Hi, everyone. This is Matt Torrevont for Marty. Thanks for taking the question. Would you be able to provide any perspective on whether there are plans for longer term biopsies for the Phase 1 patients? And also if you could discuss the biopsy plan for Study 102?
Thanks.
So we don't hey, thanks for the question. First of all, we don't have a plan to buy off these kids again. Frankly, we'd have to re consent them and I suspect that they would object to that given where they are. In fact, we've been consistent with what we would have imagined, we've actually been counseled by the agency to be careful not to over biopsy kids. And one of the reasons we biopsied kids early, but we don't do longer biopsies is that there really is within the timeframe that we're talking there really is no credible reason to imagine that you would have any durability related issues.
If you look across restricted microdystrophin generally in gene therapy and you look in muscle, you look across the mouse model as you've seen, the non human primate model, the dystrophic golden retriever model, you see continuing functional benefit and durability for as long as we've been able to look so far, which can get out into the 8 to 9 year range. So frankly, in the context of that, trying to consent a child to do a to engage in yet another biopsy at like 1 or 2 years would be challenging to say the least given that you probably wouldn't get meaningful information that you didn't get in the first biopsy. And so for Study 102, the biopsy is a 3 month biopsy. Did I miss anything there, Louise?
No.
Thank you. And I'm currently showing no further questions at this time. I'd like to turn the call back over to Doug Ingram for closing remarks.
Thank you very much. I'll just repeat what I said during the Q and A. We are obviously, as you can imagine, very excited about these results and the continuing functional benefits that we see across these cohorts in addition to all of the exciting expression, safety, tolerability data that we've had and all of the biomarkers as well. One thing I will say so two things on that. 1, of course, it speaks to the need to move fast.

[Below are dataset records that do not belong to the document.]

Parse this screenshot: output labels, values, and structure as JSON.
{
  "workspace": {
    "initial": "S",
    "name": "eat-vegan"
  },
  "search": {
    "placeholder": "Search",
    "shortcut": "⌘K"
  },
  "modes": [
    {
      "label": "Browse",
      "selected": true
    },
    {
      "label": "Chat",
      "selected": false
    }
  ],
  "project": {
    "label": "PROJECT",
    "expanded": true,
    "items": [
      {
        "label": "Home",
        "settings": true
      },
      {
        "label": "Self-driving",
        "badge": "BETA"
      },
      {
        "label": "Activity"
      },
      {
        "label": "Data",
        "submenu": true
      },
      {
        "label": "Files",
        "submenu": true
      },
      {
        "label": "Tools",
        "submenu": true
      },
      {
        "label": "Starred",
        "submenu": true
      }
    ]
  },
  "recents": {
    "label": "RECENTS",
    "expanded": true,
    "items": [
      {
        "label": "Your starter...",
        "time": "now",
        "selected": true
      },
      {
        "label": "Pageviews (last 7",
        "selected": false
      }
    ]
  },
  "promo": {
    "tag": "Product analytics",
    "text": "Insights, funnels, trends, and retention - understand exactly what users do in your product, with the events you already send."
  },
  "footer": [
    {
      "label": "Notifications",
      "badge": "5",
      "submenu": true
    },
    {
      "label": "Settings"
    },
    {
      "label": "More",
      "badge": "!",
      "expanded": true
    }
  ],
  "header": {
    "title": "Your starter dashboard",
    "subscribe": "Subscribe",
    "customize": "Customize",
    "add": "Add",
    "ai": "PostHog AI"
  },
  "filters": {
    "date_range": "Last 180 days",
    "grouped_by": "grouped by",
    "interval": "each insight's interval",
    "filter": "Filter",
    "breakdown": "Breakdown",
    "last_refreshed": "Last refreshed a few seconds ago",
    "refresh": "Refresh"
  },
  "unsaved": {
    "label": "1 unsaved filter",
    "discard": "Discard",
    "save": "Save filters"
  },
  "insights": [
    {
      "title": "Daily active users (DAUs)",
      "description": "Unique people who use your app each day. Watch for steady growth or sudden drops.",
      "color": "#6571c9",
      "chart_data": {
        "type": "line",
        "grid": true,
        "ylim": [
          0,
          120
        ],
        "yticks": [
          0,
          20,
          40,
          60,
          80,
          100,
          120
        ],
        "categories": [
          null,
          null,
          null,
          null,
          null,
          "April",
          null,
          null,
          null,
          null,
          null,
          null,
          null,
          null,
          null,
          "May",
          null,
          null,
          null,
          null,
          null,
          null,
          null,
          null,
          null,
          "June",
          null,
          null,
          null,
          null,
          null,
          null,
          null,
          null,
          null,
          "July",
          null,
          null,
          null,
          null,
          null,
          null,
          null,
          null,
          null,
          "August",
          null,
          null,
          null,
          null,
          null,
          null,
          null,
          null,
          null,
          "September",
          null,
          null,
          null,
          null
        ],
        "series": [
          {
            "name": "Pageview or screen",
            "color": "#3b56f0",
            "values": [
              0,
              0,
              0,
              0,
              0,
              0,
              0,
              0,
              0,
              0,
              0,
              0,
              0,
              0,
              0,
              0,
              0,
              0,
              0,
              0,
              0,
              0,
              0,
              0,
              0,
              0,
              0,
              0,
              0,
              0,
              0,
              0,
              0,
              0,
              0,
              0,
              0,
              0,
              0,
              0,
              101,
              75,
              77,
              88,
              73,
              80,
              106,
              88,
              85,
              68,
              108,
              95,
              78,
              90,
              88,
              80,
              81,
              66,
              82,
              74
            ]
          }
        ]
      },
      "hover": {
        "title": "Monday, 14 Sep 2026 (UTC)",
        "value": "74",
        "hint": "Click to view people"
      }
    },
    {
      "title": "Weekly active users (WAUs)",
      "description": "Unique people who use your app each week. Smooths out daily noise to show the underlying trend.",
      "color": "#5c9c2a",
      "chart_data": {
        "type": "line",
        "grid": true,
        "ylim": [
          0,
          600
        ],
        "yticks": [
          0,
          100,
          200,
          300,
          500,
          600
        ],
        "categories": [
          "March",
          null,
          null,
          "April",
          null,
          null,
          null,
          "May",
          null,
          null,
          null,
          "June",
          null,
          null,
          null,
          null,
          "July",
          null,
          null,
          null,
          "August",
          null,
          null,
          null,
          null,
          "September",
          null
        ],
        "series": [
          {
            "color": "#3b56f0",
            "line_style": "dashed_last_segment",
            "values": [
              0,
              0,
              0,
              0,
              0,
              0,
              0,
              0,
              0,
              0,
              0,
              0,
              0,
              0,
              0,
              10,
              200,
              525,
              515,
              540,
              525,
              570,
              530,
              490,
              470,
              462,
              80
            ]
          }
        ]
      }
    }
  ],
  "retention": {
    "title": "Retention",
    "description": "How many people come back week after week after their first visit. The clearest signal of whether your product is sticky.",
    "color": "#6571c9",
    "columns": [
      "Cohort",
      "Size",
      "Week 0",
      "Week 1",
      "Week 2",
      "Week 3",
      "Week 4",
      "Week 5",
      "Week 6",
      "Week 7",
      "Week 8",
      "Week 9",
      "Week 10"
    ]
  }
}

So while I'm not yet able to understand better the to understand better the agency's views, to adapt to their views, to address that issue and to get that next trial started as soon as possible. I think, all of us who see this data ought to feel compelled to move as quickly as possible for these children. 1st with 9,001, then with 2E, because this is really an exciting set of data. We are in both of these cases, we're restoring the structural protein to nearly normal. So we need to get that moving as well.
And then once we get that moving, we need to get all of the limb girdles moving as well. There are a lot of patients waiting for us right now. So we are moving with a sense of urgency and we'll give up things about that along the way. One final thing I will say, I said it now twice, I'll say yet again, I'm very excited about I think we all are very excited about the study that was done by Doctor. Kristin Vandenberg on muscle health in these DMD boys and Study 101 using MRI.
There is a presentation later today on that. I am told now that the poster for that is already up. So for those who are curious of seeing that in advance of the presentation, the poster is available to review and I would suggest that could be interesting data as well. We cannot present it ourselves because that was a study done entirely independent of Sarepta. But with that said, thank you all for your participation today.
Obviously, thank you, Doctor. Luisa Klapac for going through this and answering questions today. And thanks to the broader team, and we look forward to providing additional updates as we continue to move these and our other programs forward. With that, have a wonderful day, everybody.
Ladies and gentlemen, this concludes today's conference call. Thank you for participating. You may now disconnect.